PROGRESSIVE ARGUMENTS
Feel free to read them. That said, these arguments don’t typically function well in PF due to time constraints. So, I do prefer substance in PF. If you do debate progressively, note that crossfire and flex prep serves as accountability on your advocacy. My default is reasonability. If you want me to approach these args from a different standpoint, tell me.
Feel free to read arguments about any of the -isms. But, make sure in the process, you’re not otherizing. For example, if you are not a Muslim woman who identifies with the LGBT+ community, don’t read arguments about it. Also, if you are reading any arguments concerning sexual harassment/assault/suicide/etc., I expect a trigger warning BEFORE the round.
EXTENSIONS
I have a high threshold for extensions. I expect you to extend the internal links to the argument as well as the impact. In other words, just tell me how you get from point A to C before you extend the impact. If you don’t, I’ll still evaluate the arg but I’ll be less inclined to vote for it.
Defense is sticky until it’s frontlined
FRONTLINING
respond to offensive responses ie turns and terminal defense before you access weighing in the second rebuttal
WEIGHING
Tell me WHY the extended argument matters more than your opponents. If your opponents give me a different mechanism than you to prefer their argument, explain why your mechanism should be evaluated first (metaweighing).

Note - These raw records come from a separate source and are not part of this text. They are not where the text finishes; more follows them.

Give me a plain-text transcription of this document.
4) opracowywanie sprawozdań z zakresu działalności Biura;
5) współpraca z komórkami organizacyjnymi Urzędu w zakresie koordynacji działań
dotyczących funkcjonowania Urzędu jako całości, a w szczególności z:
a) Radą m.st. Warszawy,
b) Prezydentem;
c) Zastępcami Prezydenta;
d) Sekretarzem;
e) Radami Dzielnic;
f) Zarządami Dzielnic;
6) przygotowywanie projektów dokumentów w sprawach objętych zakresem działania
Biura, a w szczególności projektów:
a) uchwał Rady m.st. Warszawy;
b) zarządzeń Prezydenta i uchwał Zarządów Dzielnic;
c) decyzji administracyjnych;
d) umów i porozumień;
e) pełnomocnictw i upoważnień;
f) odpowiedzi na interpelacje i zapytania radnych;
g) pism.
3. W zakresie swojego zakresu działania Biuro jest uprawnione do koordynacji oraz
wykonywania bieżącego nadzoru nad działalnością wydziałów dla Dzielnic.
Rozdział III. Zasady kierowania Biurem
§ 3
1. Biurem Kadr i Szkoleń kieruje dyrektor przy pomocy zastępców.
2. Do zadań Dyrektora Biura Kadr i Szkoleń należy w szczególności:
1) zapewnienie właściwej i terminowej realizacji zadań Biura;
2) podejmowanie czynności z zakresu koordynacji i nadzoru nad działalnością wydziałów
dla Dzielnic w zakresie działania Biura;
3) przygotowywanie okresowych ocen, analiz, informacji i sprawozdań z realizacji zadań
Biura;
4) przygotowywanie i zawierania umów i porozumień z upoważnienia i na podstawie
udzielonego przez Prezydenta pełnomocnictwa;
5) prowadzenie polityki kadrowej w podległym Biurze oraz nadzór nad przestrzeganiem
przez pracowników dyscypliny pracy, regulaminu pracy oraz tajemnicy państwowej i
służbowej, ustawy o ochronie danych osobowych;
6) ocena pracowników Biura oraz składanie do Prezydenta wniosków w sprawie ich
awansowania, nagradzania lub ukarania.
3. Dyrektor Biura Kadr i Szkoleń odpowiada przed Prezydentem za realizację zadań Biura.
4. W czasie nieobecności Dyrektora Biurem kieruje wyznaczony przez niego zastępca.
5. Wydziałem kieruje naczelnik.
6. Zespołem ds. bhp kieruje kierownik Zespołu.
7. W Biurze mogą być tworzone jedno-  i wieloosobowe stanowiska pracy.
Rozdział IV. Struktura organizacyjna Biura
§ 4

Don’t introduce new weighing in second FF unless your opponents made a critical weighing concession in GCX. The only other exception to that rule is when neither team has weighed up until the second FF.
INTERVENTION
I try not to intervene as much as possible. If there’s no offense in the round and its a policy-oriented topic, I’ll default neg aka the status quo. If it's not a policy-oriented topic, I'll default towards what's most probable.
I won’t call for evidence unless you tell me to. If the evidence is miscut, I won’t evaluate it and I will penalize your speaks for it.
TECH > TRUTH
If you didn't say it in the round, don't expect me to evaluate it regardless of how "true" the argument may be. That said, use common sense and have good judgement. If you say something incorrect, it won't influence my decision, but I will call you out after the round.
IMPLICATE!
The link to an argument matters but if you don't tell me HOW it fits in the round, I won't know what to do with it. So, tell me what argument serves as turns/terminal defense, why, and what that means for you/your opponents in the round.
Three main things I evaluate
1) Framework and pre-fiat arguments
2) Evidence Comparison: give me reasons to prefer your evidence especially to set the record straight about something.
3) Impact Calculus
Topicality is something I will vote on
Kritiks must have an alt. it must be clear through Cross X and Speech what the world of the alt looks like.
Since I am an English teacher, I care about the organization of your speeches. If I have a hard time figuring out your argument, I will be more likely to dock speech points. I absolutely do not tolerate any discrimination in my rounds. I prefer hard facts that are relevant and up to date, and if you lie or exaggerate/understate your evidence, I will vote that down.